I welcomed their sympathy, but I wasn’t used to it. Usually I wasn’t the one who needed sympathy. Usually, I was a lot more composed. But Mark’s newfound hate for me really bothered me. I already knew this was what caring about a guy did to you, but it had been a long while since I experienced it.

            “Should we shop away the pain?” Hailey asked.

            I looked at the bright cheery face she had put on for my sake and suddenly Mark seemed right. I was a fucking whore for all the lying I was doing to my friends, but I didn’t want to lose them because I knew that if they knew what I had done, they would abandon me. Now, I wanted to cry all over again, but I didn’t. Pushing a smile onto my face, I nodded.

            “Yeah.” I said and we continued across the mall.

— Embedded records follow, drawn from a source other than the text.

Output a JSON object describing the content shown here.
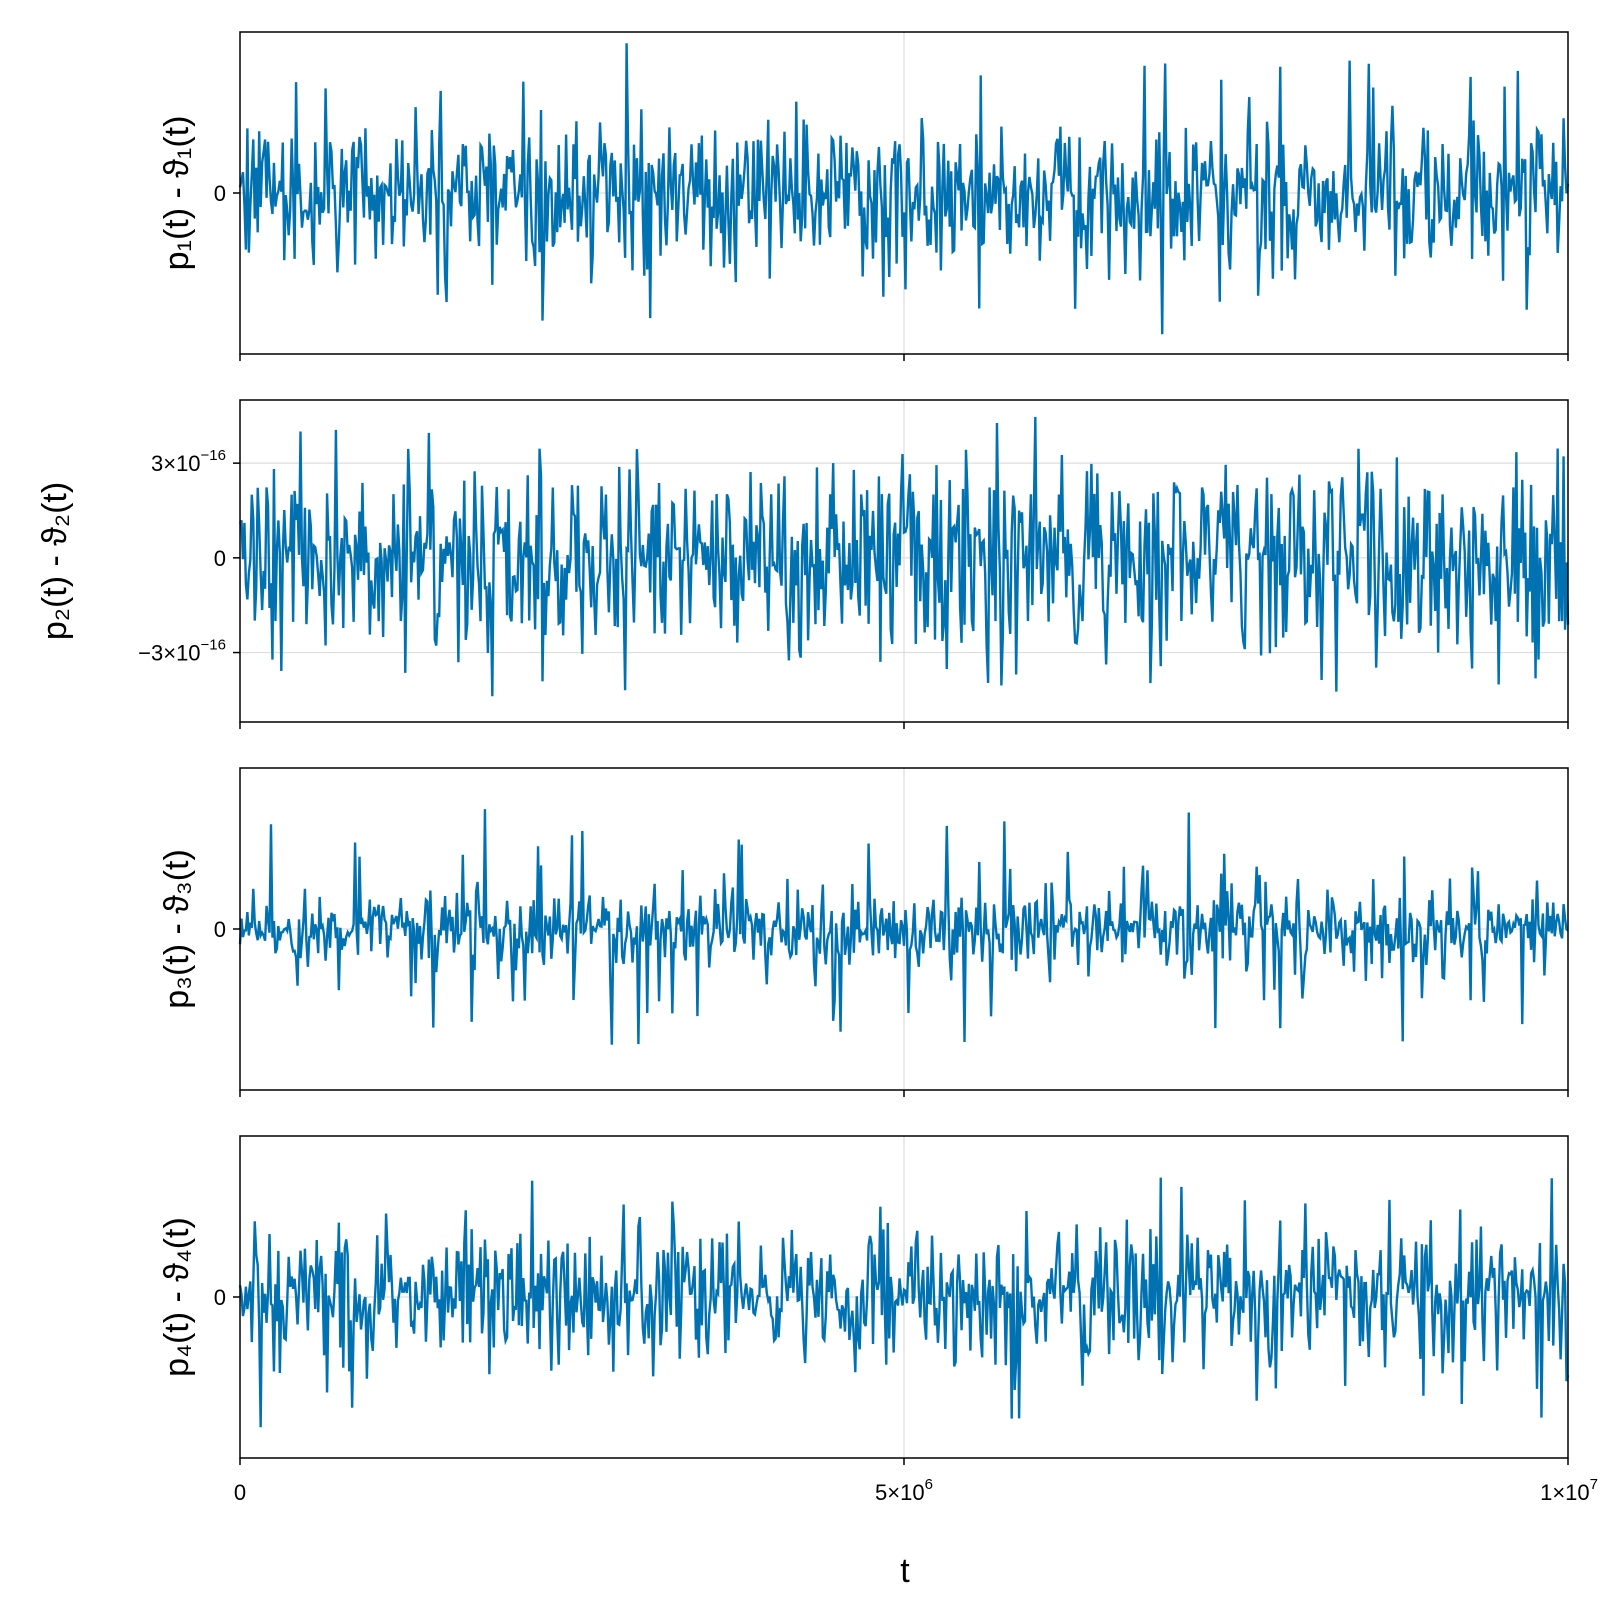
{
  "figure": {
    "series_color": "#0072b2",
    "frame_color": "#000000",
    "grid_color": "#dddddd"
  },
  "chart_data": [
    {
      "type": "line",
      "ylabel": "p₁(t) - ϑ₁(t)",
      "xlim": [
        0,
        10000000
      ],
      "yticks": [
        {
          "value": 0,
          "label": "0"
        }
      ],
      "ylim": [
        -1.0,
        1.0
      ],
      "amplitude": {
        "typical": 0.3,
        "spike_max": 0.95
      },
      "series": [
        {
          "values_note": "",
          "points": []
        }
      ]
    },
    {
      "type": "line",
      "ylabel": "p₂(t) - ϑ₂(t)",
      "xlim": [
        0,
        10000000
      ],
      "yticks": [
        {
          "value": 3e-16,
          "base": "3×10",
          "exp": "−16"
        },
        {
          "value": 0,
          "base": "0",
          "exp": ""
        },
        {
          "value": -3e-16,
          "base": "−3×10",
          "exp": "−16"
        }
      ],
      "ylim": [
        -5.2e-16,
        5e-16
      ],
      "amplitude": {
        "typical": 2e-16,
        "spike_max": 4.7e-16
      },
      "series": [
        {
          "points": []
        }
      ]
    },
    {
      "type": "line",
      "ylabel": "p₃(t) - ϑ₃(t)",
      "xlim": [
        0,
        10000000
      ],
      "yticks": [
        {
          "value": 0,
          "label": "0"
        }
      ],
      "ylim": [
        -1.0,
        1.0
      ],
      "amplitude": {
        "typical": 0.15,
        "spike_max": 0.9
      },
      "series": [
        {
          "points": []
        }
      ]
    },
    {
      "type": "line",
      "ylabel": "p₄(t) - ϑ₄(t)",
      "xlim": [
        0,
        10000000
      ],
      "yticks": [
        {
          "value": 0,
          "label": "0"
        }
      ],
      "ylim": [
        -1.0,
        1.0
      ],
      "amplitude": {
        "typical": 0.25,
        "spike_max": 0.85
      },
      "series": [
        {
          "points": []
        }
      ]
    }
  ],
  "xaxis": {
    "label": "t",
    "ticks": [
      {
        "value": 0,
        "base": "0",
        "exp": ""
      },
      {
        "value": 5000000,
        "base": "5×10",
        "exp": "6"
      },
      {
        "value": 10000000,
        "base": "1×10",
        "exp": "7"
      }
    ]
  }
}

            When we got to the next store we searched around for dresses. I was mainly just skimming over them, not really in the mood to shop.

            “Hey, Callan. I think you should try this one on.” Lynn said, handing me a dark violet halter dress. When I just stared at it, she began dragging me to the dressing room and shoved me in with the dress.

            Even though I was pointless, I put the dress on. It was a short muted red baby doll dress with white accents. The back was open and it had a plunging neckline. The more I looked at myself in the mirror, the more I started to like it.